One day on the streets he heard a bearded, manic guitar player working with a portable amp and high-hat cymbals, sounding like a cross between "Robert Johnson and Parliament Funkadelic, a Mississippi flood roaring down Broadway." Mr. Satan (aka Sterling Magee) had worked in Noble Thin Man Watts band in the sixties and with King Curtis, doing backup behind people like Little Anthony And The Imperials, Etta James, and Marvin Gaye. He cut some singles on Sylvia and Tangerine, then decided he preferred working out on the streets to being in clubs.

Adam sat in with him first in 1986, riding behind his energetic rhythm-driven picking, blowing through his own Mouse amplifier. "The difference between watching him play and playing with him was the difference between sitting through a screening of Twister and being sucked skyward by a category five. This was hanging on to a lion's tail." The two decided to team up and split the take in the tip jar. Some five years later--after Adam had done a stint touring as a musician with the Broadway show "Big River"--they cut their first album, featuring fractured covers of staples like "Sweet Home Chicago", "C C Rider" mixed with Mr. Satan's original pieces.

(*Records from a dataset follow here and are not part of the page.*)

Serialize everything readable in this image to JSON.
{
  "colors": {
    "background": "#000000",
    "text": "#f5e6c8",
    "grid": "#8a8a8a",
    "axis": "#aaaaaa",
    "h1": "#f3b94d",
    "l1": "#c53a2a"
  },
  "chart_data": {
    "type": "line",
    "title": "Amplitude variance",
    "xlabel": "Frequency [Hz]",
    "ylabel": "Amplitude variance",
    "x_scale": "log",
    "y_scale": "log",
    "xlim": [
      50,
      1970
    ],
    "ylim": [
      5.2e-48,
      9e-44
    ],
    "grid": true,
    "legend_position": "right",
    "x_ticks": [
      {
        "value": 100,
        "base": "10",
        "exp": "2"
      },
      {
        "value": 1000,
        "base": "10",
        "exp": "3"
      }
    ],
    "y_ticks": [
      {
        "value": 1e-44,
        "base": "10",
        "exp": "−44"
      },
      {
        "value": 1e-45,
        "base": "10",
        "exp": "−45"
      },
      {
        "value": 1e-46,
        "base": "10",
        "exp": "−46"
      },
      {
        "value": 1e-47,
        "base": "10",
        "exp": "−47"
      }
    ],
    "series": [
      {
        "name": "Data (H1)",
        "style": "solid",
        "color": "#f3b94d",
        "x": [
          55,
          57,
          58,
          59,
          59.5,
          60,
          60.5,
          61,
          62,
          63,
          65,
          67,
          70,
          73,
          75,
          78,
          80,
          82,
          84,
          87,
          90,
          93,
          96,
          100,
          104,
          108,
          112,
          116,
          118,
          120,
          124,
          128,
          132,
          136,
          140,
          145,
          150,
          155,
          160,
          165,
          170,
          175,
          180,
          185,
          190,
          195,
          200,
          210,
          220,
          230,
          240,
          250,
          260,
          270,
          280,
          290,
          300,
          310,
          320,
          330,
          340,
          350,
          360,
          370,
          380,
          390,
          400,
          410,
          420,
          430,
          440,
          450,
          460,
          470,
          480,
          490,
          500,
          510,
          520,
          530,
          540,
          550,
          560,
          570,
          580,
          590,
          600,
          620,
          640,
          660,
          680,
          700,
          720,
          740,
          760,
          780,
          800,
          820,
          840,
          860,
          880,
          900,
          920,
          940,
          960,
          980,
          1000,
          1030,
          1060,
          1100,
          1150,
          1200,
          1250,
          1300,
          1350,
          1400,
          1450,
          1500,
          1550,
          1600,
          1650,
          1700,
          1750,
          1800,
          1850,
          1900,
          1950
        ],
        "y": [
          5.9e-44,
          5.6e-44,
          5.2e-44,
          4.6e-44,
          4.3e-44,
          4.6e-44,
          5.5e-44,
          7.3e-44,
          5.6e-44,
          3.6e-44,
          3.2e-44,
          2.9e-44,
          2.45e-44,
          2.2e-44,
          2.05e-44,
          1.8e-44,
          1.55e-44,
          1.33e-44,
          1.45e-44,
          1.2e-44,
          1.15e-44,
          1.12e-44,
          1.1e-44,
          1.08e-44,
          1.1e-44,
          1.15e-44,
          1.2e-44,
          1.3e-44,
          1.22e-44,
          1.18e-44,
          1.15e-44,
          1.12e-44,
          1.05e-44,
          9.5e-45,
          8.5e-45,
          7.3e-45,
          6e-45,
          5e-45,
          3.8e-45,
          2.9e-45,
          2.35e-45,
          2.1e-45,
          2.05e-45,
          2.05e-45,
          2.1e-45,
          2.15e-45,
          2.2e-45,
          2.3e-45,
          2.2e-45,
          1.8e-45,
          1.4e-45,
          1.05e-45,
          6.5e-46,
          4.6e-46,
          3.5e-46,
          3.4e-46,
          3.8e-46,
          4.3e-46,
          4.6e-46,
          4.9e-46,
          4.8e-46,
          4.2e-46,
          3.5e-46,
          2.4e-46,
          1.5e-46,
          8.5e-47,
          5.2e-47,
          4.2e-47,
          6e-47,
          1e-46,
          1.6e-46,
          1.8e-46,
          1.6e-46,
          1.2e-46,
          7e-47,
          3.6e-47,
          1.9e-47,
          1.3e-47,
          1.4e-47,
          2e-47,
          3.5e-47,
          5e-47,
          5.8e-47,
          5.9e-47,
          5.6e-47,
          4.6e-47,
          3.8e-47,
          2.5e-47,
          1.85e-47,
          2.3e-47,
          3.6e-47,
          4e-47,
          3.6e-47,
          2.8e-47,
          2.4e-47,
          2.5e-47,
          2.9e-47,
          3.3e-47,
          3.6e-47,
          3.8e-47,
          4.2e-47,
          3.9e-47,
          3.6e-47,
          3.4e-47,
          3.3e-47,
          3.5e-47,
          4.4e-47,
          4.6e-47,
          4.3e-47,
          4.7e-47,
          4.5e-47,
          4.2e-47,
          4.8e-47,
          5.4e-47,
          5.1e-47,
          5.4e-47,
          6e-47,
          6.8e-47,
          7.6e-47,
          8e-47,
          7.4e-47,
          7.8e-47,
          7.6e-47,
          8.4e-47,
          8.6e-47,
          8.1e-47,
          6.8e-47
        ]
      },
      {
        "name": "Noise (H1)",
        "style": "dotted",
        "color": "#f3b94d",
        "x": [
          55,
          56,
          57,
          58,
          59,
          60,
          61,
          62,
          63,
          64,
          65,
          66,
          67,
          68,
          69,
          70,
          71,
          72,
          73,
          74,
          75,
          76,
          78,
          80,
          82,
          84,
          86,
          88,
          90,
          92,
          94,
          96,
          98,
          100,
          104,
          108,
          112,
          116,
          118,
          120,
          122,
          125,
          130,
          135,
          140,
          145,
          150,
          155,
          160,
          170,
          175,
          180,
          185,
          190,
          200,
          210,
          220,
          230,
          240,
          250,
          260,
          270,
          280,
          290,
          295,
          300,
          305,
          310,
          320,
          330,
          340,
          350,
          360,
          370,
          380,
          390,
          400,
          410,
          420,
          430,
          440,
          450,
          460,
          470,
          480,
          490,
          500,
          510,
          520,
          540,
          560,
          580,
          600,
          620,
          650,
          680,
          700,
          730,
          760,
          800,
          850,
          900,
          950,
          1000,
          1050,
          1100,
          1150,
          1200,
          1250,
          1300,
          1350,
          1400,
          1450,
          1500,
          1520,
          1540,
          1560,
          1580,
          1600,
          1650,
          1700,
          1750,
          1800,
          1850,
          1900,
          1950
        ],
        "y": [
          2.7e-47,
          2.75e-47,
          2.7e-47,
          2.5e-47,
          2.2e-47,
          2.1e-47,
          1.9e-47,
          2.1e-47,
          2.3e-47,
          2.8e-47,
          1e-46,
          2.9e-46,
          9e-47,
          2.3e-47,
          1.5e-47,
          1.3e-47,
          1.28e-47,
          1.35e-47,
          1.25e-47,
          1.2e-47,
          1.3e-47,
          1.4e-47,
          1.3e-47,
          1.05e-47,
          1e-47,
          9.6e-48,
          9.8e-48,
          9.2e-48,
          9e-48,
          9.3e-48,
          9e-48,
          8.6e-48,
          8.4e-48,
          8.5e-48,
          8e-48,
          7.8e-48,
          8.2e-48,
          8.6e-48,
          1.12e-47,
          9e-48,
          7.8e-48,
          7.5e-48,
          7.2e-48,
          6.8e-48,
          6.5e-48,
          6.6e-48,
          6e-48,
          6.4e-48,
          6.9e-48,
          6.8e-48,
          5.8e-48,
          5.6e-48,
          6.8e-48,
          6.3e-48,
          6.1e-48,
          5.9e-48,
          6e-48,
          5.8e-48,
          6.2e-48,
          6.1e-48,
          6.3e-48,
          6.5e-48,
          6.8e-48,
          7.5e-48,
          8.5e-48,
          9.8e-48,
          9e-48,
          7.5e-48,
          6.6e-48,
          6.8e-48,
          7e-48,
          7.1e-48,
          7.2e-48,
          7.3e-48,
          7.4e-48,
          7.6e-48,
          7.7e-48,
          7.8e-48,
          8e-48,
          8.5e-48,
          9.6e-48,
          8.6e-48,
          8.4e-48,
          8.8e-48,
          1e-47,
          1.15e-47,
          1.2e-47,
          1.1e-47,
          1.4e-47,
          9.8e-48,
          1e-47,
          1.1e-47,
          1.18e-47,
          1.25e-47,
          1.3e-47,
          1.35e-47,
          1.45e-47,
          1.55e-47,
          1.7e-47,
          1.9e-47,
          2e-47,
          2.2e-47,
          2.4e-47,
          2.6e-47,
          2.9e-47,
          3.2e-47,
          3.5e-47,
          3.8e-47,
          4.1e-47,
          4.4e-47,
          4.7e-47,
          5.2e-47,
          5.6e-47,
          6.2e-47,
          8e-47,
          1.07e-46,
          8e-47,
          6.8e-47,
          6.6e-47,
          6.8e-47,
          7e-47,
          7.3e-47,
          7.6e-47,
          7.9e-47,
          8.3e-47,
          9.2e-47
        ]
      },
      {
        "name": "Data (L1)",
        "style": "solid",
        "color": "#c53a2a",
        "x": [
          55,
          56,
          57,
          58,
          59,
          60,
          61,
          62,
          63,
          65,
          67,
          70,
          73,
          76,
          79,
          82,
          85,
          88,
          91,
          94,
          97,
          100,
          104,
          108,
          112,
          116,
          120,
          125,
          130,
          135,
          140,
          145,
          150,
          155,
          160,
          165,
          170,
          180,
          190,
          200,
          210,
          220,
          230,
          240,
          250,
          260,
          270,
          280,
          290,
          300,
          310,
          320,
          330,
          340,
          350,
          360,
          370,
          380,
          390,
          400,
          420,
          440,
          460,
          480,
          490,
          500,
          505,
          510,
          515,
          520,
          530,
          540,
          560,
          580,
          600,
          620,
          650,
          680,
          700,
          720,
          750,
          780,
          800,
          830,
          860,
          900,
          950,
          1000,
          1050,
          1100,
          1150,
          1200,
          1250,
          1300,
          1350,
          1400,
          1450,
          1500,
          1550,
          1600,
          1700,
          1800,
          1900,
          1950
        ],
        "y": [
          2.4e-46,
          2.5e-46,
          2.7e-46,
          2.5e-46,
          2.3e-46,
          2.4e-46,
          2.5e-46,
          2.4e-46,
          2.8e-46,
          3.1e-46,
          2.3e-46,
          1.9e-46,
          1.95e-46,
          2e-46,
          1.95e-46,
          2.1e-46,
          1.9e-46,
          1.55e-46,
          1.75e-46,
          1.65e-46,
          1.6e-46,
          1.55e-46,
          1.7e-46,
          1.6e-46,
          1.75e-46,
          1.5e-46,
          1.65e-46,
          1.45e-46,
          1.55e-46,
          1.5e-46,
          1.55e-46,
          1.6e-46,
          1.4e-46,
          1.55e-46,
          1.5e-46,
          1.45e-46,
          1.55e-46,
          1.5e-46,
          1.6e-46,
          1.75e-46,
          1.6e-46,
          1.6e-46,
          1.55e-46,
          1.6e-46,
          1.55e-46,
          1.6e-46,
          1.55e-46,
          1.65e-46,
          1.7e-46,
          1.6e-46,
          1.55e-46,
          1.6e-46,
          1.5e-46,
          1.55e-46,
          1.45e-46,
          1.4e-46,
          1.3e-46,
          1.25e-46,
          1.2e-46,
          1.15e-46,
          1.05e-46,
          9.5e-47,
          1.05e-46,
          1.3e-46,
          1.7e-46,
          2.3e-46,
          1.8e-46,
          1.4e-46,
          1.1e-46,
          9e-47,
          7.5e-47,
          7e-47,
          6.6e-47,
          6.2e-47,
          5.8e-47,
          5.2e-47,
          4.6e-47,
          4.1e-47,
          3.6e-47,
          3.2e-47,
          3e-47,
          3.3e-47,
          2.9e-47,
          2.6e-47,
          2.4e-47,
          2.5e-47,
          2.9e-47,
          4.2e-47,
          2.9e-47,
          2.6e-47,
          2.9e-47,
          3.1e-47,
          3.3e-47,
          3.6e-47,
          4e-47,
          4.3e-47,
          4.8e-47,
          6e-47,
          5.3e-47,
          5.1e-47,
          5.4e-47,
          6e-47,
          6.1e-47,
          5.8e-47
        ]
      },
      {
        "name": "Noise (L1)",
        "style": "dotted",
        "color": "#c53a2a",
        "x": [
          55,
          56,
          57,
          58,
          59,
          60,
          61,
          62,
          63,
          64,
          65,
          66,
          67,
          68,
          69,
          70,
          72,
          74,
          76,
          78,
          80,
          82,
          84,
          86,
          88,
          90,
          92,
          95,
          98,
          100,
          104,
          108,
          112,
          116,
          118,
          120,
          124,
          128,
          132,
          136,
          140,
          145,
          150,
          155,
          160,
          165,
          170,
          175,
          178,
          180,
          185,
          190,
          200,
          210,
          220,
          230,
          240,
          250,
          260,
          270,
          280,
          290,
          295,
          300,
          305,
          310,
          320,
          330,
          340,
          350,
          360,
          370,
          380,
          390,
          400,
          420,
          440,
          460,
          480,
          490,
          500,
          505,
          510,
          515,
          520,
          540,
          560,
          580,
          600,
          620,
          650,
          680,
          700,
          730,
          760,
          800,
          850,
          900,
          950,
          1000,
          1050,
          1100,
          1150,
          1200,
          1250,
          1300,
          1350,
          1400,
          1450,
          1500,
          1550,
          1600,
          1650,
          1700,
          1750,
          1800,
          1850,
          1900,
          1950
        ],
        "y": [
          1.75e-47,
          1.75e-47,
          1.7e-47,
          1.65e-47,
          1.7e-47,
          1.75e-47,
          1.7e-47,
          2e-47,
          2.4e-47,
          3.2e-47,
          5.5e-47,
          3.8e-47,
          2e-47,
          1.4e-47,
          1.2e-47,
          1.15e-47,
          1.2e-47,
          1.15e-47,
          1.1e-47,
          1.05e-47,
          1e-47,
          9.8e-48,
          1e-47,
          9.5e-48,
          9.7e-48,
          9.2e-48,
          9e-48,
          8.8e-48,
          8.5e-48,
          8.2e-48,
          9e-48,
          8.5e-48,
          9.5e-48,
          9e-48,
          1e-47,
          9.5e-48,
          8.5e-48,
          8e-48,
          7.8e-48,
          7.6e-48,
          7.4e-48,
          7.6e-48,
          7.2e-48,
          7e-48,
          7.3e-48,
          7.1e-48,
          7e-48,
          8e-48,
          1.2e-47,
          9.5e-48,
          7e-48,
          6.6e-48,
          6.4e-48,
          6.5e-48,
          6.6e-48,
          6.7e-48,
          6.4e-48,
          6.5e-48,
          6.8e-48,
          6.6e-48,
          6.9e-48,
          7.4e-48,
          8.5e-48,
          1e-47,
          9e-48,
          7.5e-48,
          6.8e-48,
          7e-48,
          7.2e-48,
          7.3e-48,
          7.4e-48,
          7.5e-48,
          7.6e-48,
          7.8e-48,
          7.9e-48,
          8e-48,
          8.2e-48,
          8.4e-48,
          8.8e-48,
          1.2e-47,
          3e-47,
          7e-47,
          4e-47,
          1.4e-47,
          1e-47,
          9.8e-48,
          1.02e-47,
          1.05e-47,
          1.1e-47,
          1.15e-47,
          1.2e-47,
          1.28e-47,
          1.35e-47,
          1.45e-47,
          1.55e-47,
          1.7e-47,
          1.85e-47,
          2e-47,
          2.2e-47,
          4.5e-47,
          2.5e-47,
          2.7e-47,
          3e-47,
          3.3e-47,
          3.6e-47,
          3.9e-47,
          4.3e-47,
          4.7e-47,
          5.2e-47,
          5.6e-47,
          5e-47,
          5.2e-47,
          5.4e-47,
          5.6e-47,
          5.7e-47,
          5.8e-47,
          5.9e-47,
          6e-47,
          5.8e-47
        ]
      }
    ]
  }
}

Their most recent CD, LIVING ON THE RIVER came out in 1996.

Adam mixes a couple of time periods, alternating back and forth between his youthful days as a beginning harpist/young lover with his older, more weathered persona--a strawberry blond working regularly on 125th Street, dealing not only with the varying moods of Mr. Satan, but the vagaries of street corner winos and passing junkies. The book covers the first 5 years of their partnership, up to their first recording.

Gussow has also written for Harpers, Village Voice etc, and he's an erudite narrator, not afraid to write with the naive voice of his youth when recounting that era. He also has a knack for putting the experience of playing into words that manage to capture the feel of it--to the extent that that's even possible. The book dwells as much on Adams love life as it does on the music--and of course the two are intertwined for any musician. The result is an enjoyable and entertaining account of a young man's odysseys in love and music.